Qual é o rumo que o País tomará em relação à produção de energia? Essa é uma das perguntas que permeiam os movimentos sociais em prol do consumo de energia que não denigra o nosso meio ambiente e o nosso povo. Assim, a IHU On-Line entrevistou o professor Júlio César Passos, da Universidade Federal de Santa Catarina (UFSC), que é membro organizador da Eco Power Conference, que acontece de 28 a 30 novembro em Florianópolis. Nesta entrevista, concedida por e-mail, o professor fala sobre energia eólica e dos incentivos em relação à produção de energias alternativas.

Júlio César Passos trabalha no Laboratório de Engenharia de Processos de Conversão e Tecnologia de Energia do Departamento de Engenharia Mecânica da Universidade Federal de Santa Catarina e é um dos integrantes do Comitê Técnico da Eco Power Conference.

Confira a entrevista.

IHU On-Line – Que vantagens ambientais e socioeconômicas a energia eólica propõe?

Júlio César Passos – A principal vantagem é tratar-se de uma fonte renovável de energia que não agride o meio ambiente. A energia eólica também pode auxiliar na conservação ou regulação de outras fontes devido à complementaridade. Por exemplo, a geração de eletricidade a partir da energia eólica pode possibilitar o armazenamento de água dos reservatórios de usinas hidrelétricas, em períodos de seca, desde que se tenha um bom procedimento de previsão de capacidade de geração eólica. A energia eólica, assim como outras fontes renováveis de energia, dentre elas a solar e a biomassa, são apontadas como capazes de permitir que alcancemos, nas próximas décadas, um desenvolvimento sustentável.

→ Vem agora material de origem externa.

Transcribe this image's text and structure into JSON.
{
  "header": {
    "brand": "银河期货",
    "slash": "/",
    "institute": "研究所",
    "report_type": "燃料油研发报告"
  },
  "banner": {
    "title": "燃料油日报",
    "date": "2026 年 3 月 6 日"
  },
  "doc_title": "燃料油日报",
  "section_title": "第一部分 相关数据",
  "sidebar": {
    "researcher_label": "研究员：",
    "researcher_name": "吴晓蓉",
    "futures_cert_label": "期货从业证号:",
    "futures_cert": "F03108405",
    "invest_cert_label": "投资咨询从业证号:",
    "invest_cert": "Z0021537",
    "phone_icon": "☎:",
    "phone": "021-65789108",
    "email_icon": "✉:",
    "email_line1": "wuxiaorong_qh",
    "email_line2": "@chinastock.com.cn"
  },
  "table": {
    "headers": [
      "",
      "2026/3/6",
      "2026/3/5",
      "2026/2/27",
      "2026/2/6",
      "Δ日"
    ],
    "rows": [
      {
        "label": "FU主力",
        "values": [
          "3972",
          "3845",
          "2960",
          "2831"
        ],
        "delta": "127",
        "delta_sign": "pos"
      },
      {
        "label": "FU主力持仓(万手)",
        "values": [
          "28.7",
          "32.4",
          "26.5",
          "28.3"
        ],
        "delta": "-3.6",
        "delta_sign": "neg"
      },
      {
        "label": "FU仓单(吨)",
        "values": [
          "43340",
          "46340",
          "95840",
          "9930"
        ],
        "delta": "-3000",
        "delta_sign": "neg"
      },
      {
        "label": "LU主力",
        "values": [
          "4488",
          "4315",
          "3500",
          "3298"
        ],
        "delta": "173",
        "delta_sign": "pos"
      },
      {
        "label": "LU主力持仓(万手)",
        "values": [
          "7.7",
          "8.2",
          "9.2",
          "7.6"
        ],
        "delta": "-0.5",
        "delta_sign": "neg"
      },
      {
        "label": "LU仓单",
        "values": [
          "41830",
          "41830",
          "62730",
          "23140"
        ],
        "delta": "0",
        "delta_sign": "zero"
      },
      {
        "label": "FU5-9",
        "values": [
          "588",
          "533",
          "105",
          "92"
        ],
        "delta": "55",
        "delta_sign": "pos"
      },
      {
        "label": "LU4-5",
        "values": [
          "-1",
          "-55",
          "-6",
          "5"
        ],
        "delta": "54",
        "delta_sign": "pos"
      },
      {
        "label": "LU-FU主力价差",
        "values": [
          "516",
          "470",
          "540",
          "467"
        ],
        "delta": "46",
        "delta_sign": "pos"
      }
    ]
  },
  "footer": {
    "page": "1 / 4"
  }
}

É importante lembrar que na Alemanha, energia eólica é sinônimo de indústria com alto valor agregado e empregos bastante especializados. Além disso, a indústria eólica na Alemanha também permitiu que fossem criadas várias pequenas empresas de fabricantes de componentes, freios, instrumentação, além de empresas de serviços de serviços de montagem e reparos de aerogeradores. Por que não poderemos, também, partir para este tipo de empresas? Isto será possível desde que o Brasil opte por desenvolver tecnologias das indústrias de energias renováveis, de um modo geral. Caso contrário, seremos apenas importadores de tecnologia.

IHU On-Line – Dizem que esse tipo de energia é mais cara do que a gerada pelas hidrelétricas…

Júlio César Passos – Sim, de um modo geral, as tecnologias baseadas nas energias que são intrinsecamente intermitentes, como o são a eólica e a solar, são bem mais caras do que a gerada por hidrelétricas. Por sua vez, as hidrelétricas de grande porte são bem mais baratas do que as PCHs-Pequenas Centrais Hidrelétricas (com potência menor do que 30 MW (trinta megawatt)). No último leilão do Proinfa – Programa de Incentivo à Geração de Eletricidade por Fontes Alternativas, a remuneração do MWh (megawatt-hora) de energia eólica, para o parque Eólico de Osório, foi fixada em R$ 231,00 enquanto o MWh de fonte hídrica (PCHs) ficou entre R$ 110,00 e R$ 114,00. Portanto, a participação da energia na matriz energética deve ser vista como complementar, em função de seu elevado custo e do seu caráter intermitente.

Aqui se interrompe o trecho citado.